Chimeric Collagen-like Proteins with Tunable Structural Heterogeneity for Precise Control and Targeted Doxorubicin Delivery

Protein-based drug delivery systems offer advantages such as genetic tunability, structural homogeneity, and high biocompatibility. However, precisely controlling the assembly of protein nanoparticles and establishing correlations between their macroscopic properties and molecular architecture remain significant challenges. Here, inspired by chimeric collagen-like proteins, we rationally designed a series of de novo chimeric proteins comprising an N-terminal globular domain fused to a linear collagen-like domain. These structurally heterogeneous proteins were conjugated with doxorubicin (DOX) and homogenized to form chimeric collagen-like protein–DOX nanocomplexes (CDCNs). By fine-tuning the protein structure and domain organization, we achieved precise control over CDCN architecture and drug release kinetics. Furthermore, to enhance tumor specificity, triple-negative breast cancer (TNBC)- and glioblastoma (GBM)-targeting peptides were genetically fused to the chimeric proteins, respectively.
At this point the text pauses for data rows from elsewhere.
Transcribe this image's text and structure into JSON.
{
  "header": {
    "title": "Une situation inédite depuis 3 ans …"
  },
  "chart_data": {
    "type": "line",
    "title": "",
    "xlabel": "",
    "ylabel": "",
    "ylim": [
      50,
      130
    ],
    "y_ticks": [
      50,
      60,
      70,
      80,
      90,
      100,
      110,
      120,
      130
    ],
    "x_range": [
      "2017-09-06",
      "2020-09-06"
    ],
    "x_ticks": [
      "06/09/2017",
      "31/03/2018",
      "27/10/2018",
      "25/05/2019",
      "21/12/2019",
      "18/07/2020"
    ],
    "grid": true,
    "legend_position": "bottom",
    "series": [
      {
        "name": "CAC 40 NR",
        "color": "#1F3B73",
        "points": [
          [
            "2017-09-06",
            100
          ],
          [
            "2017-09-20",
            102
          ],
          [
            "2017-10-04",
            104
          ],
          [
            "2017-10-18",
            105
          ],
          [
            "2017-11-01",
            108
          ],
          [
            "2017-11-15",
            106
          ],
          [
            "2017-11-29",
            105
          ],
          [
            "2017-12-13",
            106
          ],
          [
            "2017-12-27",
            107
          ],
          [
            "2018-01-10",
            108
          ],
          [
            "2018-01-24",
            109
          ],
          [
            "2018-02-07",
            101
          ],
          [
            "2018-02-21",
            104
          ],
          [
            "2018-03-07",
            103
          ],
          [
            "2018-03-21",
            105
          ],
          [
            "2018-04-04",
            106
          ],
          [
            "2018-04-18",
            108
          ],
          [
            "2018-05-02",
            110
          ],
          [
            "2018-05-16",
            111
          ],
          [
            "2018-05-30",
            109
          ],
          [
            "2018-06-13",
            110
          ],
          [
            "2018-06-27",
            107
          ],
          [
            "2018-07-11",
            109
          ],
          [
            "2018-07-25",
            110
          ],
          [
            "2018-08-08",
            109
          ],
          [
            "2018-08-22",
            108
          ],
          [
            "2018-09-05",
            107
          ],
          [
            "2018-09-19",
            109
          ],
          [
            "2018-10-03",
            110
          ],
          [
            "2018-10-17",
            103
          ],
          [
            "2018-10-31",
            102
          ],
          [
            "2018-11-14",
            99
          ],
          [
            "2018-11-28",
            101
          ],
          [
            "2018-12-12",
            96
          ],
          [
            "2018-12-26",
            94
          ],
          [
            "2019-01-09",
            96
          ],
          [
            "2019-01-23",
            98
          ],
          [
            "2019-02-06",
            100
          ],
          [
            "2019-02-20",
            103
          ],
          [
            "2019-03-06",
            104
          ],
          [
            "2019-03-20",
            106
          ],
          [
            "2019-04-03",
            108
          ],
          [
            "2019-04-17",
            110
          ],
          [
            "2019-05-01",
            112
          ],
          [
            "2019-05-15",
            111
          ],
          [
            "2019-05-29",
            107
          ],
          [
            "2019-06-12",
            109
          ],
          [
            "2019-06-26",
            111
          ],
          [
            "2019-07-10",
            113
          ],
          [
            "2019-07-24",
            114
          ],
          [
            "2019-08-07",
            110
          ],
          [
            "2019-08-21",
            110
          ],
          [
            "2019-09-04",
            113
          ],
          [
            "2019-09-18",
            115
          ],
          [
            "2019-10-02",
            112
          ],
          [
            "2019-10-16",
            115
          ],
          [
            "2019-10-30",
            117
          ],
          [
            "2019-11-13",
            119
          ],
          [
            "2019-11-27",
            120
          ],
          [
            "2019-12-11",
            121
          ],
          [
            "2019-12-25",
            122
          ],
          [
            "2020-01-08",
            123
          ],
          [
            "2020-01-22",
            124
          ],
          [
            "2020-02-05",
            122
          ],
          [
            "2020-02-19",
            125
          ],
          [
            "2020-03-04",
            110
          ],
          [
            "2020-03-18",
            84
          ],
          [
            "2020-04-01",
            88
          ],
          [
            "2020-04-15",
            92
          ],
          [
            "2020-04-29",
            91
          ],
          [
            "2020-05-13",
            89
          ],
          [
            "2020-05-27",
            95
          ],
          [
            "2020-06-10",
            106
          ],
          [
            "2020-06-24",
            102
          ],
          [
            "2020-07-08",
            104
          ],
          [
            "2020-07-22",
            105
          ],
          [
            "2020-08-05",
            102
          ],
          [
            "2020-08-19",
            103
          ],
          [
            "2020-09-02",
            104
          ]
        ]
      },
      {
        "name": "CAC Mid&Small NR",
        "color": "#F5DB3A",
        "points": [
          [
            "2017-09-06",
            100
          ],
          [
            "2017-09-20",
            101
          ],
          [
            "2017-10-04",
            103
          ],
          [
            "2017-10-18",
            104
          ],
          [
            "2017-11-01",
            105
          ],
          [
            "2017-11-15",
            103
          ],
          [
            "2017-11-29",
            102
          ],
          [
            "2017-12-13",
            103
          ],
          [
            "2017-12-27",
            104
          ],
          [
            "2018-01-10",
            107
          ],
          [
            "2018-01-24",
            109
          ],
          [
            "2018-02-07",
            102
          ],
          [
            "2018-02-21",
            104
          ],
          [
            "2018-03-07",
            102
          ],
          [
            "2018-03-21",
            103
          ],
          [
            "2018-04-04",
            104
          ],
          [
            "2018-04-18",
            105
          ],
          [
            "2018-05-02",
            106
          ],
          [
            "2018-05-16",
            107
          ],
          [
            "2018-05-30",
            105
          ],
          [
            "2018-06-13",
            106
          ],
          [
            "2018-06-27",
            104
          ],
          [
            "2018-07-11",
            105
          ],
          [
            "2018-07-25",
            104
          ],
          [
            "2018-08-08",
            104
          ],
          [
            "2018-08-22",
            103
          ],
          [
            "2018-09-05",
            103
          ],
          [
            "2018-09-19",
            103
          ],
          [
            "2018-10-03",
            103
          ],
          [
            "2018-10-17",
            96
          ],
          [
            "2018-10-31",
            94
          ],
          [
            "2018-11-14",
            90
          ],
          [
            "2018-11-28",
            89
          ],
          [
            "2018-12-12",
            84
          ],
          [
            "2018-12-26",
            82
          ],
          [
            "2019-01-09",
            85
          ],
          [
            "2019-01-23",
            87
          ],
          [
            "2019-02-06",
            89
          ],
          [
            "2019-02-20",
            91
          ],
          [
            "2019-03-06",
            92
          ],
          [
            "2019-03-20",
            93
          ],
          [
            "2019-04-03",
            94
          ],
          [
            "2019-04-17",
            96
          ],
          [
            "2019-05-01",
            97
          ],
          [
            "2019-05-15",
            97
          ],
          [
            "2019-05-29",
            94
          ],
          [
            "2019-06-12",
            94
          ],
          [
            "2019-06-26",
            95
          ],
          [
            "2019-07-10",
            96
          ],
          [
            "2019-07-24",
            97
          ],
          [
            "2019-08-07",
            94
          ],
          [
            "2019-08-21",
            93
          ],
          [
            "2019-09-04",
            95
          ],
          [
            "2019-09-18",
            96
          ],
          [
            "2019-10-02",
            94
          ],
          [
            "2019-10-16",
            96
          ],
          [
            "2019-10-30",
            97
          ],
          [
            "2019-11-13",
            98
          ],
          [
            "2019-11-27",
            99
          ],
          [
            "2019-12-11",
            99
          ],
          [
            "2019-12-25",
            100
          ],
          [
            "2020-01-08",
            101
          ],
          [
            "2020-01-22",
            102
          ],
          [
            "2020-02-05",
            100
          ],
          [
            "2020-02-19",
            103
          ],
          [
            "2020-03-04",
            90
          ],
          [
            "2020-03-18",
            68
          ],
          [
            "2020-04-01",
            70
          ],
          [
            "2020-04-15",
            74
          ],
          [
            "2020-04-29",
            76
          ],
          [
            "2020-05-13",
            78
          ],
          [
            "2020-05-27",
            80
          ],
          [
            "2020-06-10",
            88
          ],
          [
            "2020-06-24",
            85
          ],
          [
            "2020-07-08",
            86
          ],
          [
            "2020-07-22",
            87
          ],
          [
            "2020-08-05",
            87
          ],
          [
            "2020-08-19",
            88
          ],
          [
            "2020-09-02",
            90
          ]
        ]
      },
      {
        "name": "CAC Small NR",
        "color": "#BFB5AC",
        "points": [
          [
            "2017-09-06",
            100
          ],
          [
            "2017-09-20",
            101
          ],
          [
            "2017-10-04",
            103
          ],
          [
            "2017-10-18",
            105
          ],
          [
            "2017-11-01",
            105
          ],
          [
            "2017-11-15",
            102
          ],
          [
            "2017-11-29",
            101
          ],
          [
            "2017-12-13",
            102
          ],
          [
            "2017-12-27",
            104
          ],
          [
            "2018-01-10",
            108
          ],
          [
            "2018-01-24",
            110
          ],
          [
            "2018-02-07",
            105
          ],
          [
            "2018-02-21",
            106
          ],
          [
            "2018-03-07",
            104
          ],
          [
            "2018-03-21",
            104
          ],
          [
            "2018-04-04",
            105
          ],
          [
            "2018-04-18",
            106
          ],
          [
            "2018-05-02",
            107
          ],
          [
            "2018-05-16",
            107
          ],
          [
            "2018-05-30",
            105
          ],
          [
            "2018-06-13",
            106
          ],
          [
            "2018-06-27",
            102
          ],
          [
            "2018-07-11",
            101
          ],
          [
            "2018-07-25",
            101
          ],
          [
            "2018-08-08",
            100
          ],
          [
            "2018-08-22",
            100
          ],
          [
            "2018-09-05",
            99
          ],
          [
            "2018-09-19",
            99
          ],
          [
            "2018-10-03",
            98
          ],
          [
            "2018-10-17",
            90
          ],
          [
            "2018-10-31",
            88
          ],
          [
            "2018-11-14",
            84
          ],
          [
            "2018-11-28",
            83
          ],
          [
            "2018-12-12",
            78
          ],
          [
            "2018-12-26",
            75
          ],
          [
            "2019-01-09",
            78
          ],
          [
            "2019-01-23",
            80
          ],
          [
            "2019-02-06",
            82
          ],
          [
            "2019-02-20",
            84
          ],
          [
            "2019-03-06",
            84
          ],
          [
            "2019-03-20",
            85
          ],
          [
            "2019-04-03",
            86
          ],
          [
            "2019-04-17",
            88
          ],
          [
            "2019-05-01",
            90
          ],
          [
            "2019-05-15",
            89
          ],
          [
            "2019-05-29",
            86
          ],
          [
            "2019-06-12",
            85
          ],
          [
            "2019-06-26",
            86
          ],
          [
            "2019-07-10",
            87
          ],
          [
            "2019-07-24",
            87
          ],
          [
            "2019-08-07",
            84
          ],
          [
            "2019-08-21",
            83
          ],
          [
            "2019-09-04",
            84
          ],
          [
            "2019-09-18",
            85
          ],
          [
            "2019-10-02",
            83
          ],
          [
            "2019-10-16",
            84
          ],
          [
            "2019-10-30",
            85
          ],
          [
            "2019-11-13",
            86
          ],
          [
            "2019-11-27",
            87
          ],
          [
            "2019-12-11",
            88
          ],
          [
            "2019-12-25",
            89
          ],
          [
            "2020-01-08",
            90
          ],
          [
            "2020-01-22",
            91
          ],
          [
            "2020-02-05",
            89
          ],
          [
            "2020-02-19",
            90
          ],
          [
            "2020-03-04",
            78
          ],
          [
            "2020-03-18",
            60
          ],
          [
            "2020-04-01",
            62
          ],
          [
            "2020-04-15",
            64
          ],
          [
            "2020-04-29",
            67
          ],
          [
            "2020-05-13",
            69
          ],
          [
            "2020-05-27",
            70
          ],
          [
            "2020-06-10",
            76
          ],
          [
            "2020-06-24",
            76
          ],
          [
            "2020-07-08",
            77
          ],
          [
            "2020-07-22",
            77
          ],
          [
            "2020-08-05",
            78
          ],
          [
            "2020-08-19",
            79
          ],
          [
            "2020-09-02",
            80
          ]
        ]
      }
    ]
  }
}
In both in vitro and in vivo models of TNBC and GBM, CDCNs facilitated selective tumor accumulation, enhanced cellular uptake, and promoted apoptosis while minimizing off-target toxicity. This work establishes a strategy for designing protein-based nanoplatforms with programmable structures and tunable functionalities, offering promising potential for precisely controlling of protein-based delivery system.